What makers of business apps can learn from Angry Birds
We’ve all been there–squinting at a spreadsheet on a mobile device, zooming in and out in attempt to make sense of the information. Each swipe of the finger triggers a blank screen as the data renders and slowly reappears and our frustration builds.
Quinton Alsbury (Credit: MeLLmo)
It shouldn’t be that way.
Think about it. We’ve all also been on the opposite end of the spectrum, launching a game or social networking app so beautiful, fast, and interactive it’s still mind boggling even as we near the five year anniversary of the iPhone.
So the logical question is, why do apps aimed at business users continue to cram features and functionalities designed for the PC into a mobile phone, ignoring all the things that make consumer apps successful–namely, design, speed, and interactivity?
Many business app developers are fundamentally misunderstanding the mobile user experience by producing “shrink to fit” versions of solutions designed for the PC. The mobile experience isn’t about accessing several gigabytes of data; it’s about quickly accessing the information you need, when you need it.
By “shrinking” existing PC tools, they’re essentially jamming a large, complicated, and bulky system onto a smaller screen. What results are apps that contain too many features, respond too slowly and ultimately result in low user adoption and usage. All of the research, investment, and hard work of the development teams essentially go ignored, and productivity suffers as a result. Business app developers need to get their heads out of their dashboards and look to today’s most popular consumer apps for inspiration.
Take a look at some of the most popular games currently found in the App Store. Games like Angry Birds, Tiny Wings, or Cut the Rope are not games people would play on a PC. But on a mobile device they are an addicting source of instant gratification. These games are intuitive, respond quickly and are highly interactive. In creating the best business app for a mobile device, developers must understand the core elements of what makes these games popular with consumers, and apply those elements to the design of their business solution.

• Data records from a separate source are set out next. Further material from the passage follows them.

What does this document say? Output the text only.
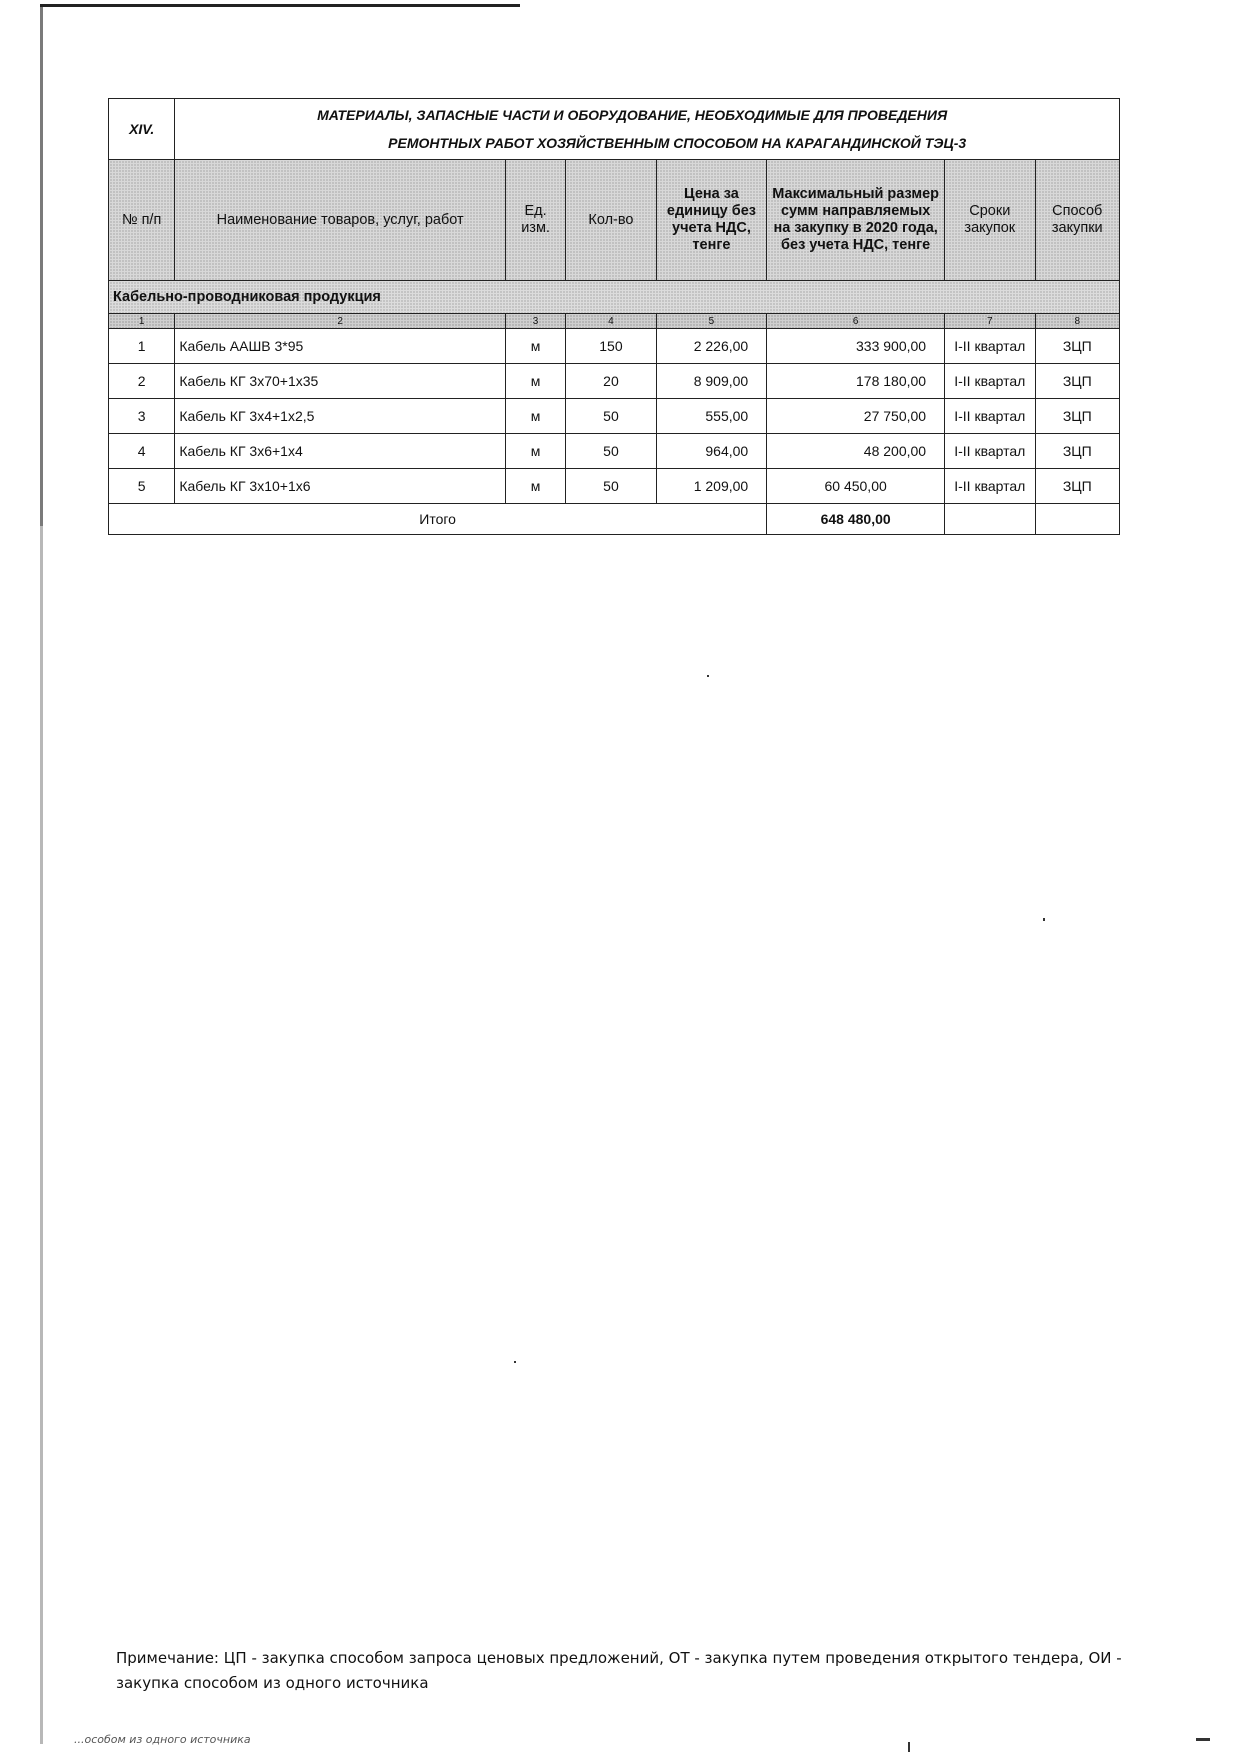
XIV.	МАТЕРИАЛЫ, ЗАПАСНЫЕ ЧАСТИ И ОБОРУДОВАНИЕ, НЕОБХОДИМЫЕ ДЛЯ ПРОВЕДЕНИЯ
РЕМОНТНЫХ РАБОТ ХОЗЯЙСТВЕННЫМ СПОСОБОМ НА КАРАГАНДИНСКОЙ ТЭЦ-3						

№ п/п	Наименование товаров, услуг, работ	Ед. изм.	Кол-во	Цена за единицу без учета НДС, тенге	Максимальный размер сумм направляемых на закупку в 2020 года, без учета НДС, тенге	Сроки закупок	Способ закупки
Кабельно-проводниковая продукция							
1	2	3	4	5	6	7	8
1	Кабель ААШВ 3*95	м	150	2 226,00	333 900,00	I-II квартал	ЗЦП
2	Кабель КГ 3х70+1х35	м	20	8 909,00	178 180,00	I-II квартал	ЗЦП
3	Кабель КГ 3х4+1х2,5	м	50	555,00	27 750,00	I-II квартал	ЗЦП
4	Кабель КГ 3х6+1х4	м	50	964,00	48 200,00	I-II квартал	ЗЦП
5	Кабель КГ 3х10+1х6	м	50	1 209,00	60 450,00	I-II квартал	ЗЦП
Итого					648 480,00		
Примечание: ЦП - закупка способом запроса ценовых предложений, ОТ - закупка путем проведения открытого тендера, ОИ - закупка способом из одного источника
...особом из одного источника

At the risk of being self-promotional, it is these consumer-gaming principles on which we developed Roambi Analytics, which transforms data, dashboards, and spreadsheets into fast, interactive visualizations for the iPhone and iPad. Instead of focusing on total functionality, we developed for the user; creating visual analytics that users can intuitively understand and navigate–and yes, even make mobile business data immersive.
There are many unique opportunities to “consumerize” business solutions as IT managers are more and more seeking solutions that provide the best experience for the right device; realizing that simply shrinking or extending poorly designed solutions to the workforce will impact user adoption in the company. So, I expect as the mobile wave continues to swell, we’ll see an increase in imagination when it comes to developing business apps.
If smart phones and tablets are not already the most dominant tool in the business world, they will be soon. And along with the influx of mobile business devices comes the importance to not just make information available on a mobile device, but make it available in a format that’s built specifically for a mobile device. Whether you’re flinging virtual birds into a stack of pigs to gain points, or downloading the most up to date business information for your company, an app’s user is still a consumer.